Osteoporosis is one of the common orthopedic diseases featured in low bone mineral density. Exosomes have been proven to be potential markers for many diseases and health problems. The roles of messenger RNAs and microRNAs in osteoporosis have been comprehensively studied; however, little research has focused on the function of plasma exosomal transfer RNA-derived fragments (tRFs) in osteoporosis.

METHODS

We collected plasma samples from 40 healthy controls and 40 osteoporosis patients, and all exosomes were isolated with combined centrifugation and were characterized by electron microscopy. Small RNA sequence (Yingbio) was performed to detect the plasma exosomal tRFs and tRF markers were validated by real-time quantitative polymerase chain reaction (qPCR).

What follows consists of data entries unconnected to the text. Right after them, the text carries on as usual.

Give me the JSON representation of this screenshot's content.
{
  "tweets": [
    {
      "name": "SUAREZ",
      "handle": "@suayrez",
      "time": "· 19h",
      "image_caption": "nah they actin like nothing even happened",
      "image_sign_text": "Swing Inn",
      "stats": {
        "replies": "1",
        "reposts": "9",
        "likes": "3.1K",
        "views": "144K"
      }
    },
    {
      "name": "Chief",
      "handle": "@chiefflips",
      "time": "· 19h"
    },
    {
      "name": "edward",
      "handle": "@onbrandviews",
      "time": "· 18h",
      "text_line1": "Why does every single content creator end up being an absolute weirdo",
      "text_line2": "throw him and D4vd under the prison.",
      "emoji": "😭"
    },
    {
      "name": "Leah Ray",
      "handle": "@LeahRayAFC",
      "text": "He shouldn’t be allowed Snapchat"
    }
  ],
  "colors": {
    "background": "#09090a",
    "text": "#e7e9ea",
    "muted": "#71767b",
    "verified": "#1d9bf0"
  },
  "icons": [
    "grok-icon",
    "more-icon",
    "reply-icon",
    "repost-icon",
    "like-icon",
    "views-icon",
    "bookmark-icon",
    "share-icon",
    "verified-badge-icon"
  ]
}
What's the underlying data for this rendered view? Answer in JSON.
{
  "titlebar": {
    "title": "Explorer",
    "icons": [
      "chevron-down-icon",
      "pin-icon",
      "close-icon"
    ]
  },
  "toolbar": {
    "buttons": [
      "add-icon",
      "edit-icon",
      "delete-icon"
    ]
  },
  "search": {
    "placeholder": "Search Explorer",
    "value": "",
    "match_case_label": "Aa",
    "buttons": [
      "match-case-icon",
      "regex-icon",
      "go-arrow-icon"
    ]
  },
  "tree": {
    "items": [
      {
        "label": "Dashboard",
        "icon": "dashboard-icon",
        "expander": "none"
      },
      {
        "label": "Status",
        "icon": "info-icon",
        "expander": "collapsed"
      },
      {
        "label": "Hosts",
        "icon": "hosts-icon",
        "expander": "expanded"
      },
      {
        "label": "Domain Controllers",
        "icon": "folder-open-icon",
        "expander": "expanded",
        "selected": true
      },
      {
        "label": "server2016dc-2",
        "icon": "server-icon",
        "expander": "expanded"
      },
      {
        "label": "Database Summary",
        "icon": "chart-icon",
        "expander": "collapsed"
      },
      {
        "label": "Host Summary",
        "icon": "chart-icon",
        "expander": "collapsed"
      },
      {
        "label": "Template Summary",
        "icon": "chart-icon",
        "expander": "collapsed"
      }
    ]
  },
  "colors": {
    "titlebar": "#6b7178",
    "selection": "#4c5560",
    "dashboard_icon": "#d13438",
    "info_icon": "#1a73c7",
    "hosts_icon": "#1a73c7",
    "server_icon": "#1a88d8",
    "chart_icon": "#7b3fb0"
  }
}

Three exosome diagnostic tRFs were confirmed by receiver operating characteristic analyses.

RESULTS

In this study, 11 upregulated tRFs and 18 downregulated tRFs were identified in osteoporosis compared with normal controls. Higher expression levels of plasma exosomal tRF-25-R9ODMJ6B26 (tRF-25), tRF-38-QB1MK8YUBS68BFD2 (tRF-38), tRF-18-BS68BFD2 (tRF-18) in osteoporosis were confirmed by qPCR. Plasma exosomal tRF-25, tRF-38 and tRF-18 showed better accuracy for osteoporosis diagnosis.

CONCLUSION

Our results suggest that plasma exosomal tRF-25, tRF-38 and tRF-18 might be diagnostic biomarkers for osteoporosis detection.